In [1]:
import numpy as np
import numpy.linalg as la
import scipy.fftpack as scifft

from math import ceil,log,cos,sin,pi
  
np.set_printoptions(linewidth=100)

### Discrete (Co)sine Transform



The Discrete Cosine Transform (DCT) or Discrete Sine Transform (DST) is a Fourier-based transform. Like DFT/FFT, the transformation turns a time-independent input into a space represented by the sin/cosine, typically able to represent the frequency space. The advantage of this method over the Discrete Fourier Transform (DFT) is that the values are real.

DCT works with even-functions whereas DST works with odd-functions. The idea of odd/even functions is explained by [Euler's Formula](https://en.wikipedia.org/wiki/Euler%27s_formula)

$${\displaystyle e^{ix}=\cos x+i\sin x,}$$

The Taylor expansion is

$$e^{ix} = 1 + ix + \frac{(ix)^2}{2!} + \frac{(ix)^3}{3!} + \dots = 1 + ix - \frac{x^2}{2!} - \frac{x^3i}{3!} + \dots$$

$$ = \Big(1 - \frac{x^2}{2!} + \frac{x^4}{4!} + \dots \Big) + i \Big(x - \frac{x^3}{3!} + \frac{x^5}{5!} \dots \Big) = cos(x) + isin(x)$$

### Discrete Cosine Transform (DCT)

The DCT expresses a function using a series of sinusoidals with different frequencies and amplitudes. DFT implies a *periodic* extension whereas DCT implies an *even* extension. 

However, the finite-ness of the DCT implies one must explicitly choose 1) whether the function if **both** even or odd at the boundaries and 2) and at what point to choose as even or odd. This choice of boundary conditions is responsible for DCT's "energy compactification." 

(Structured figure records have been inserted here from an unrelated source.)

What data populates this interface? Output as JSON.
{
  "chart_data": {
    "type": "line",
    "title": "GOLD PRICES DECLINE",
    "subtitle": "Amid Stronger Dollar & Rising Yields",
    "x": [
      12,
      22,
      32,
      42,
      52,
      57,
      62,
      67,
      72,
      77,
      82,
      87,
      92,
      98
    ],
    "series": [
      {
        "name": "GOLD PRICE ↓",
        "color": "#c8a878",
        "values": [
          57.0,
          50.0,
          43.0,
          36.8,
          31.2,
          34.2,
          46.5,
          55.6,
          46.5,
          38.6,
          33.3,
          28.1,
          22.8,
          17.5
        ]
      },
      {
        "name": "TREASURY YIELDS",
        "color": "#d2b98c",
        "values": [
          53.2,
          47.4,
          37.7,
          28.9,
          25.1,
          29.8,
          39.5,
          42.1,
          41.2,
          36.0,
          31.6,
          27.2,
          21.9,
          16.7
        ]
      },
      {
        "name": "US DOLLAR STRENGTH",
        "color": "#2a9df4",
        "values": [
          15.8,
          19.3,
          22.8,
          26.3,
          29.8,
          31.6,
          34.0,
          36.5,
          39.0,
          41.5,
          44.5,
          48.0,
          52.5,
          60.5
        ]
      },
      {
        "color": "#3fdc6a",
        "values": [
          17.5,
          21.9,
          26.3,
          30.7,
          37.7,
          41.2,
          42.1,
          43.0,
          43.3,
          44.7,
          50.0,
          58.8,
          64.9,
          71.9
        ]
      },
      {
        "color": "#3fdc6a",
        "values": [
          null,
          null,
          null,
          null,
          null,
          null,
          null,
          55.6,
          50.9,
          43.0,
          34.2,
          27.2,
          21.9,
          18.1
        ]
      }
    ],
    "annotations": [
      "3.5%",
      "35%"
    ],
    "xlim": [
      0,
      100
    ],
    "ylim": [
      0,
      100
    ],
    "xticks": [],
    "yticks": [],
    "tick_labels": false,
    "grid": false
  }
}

DCT is formally defined as a linear, invertible function 

$$f: R^N \rightarrow R^N$$

[Fast Algorithms](https://www.nayuki.io/page/fast-discrete-cosine-transform-algorithms).
[Paper](https://www2.mathematik.hu-berlin.de/~gaggle/S09/AUTODIFF/projects/papers/baszenski_fast_polynomial_multiplication_and_convolutions_related_to_the_discrete_cosine_transform.pdf)

### DCT-I

E.g. given a set of discrete points $x_0, \dots, x_{n-1}$, the DCT transform them into $X_0, \dots, X_{n-1}$ where

$$X_k = \frac{1}{2}(x_0 + (-1)^kx_{N-1}) + \sum\limits_{n=1}^{N-2}x_n 
cos \Big[\frac{\pi}{N-1} nk\Big]
\ \ \ \ k = 0, \dots, N-1$$

The inverse DCT-I is just DCT-I multiplied by $\frac{2}{N}$. Formally, we describe $DCT-I(N+1)$ as $C_N^I$.

### Naive Implementation

This is just a notebook to go over this [paper](https://www2.mathematik.hu-berlin.de/~gaggle/S09/AUTODIFF/projects/papers/baszenski_fast_polynomial_multiplication_and_convolutions_related_to_the_discrete_cosine_transform.pdf).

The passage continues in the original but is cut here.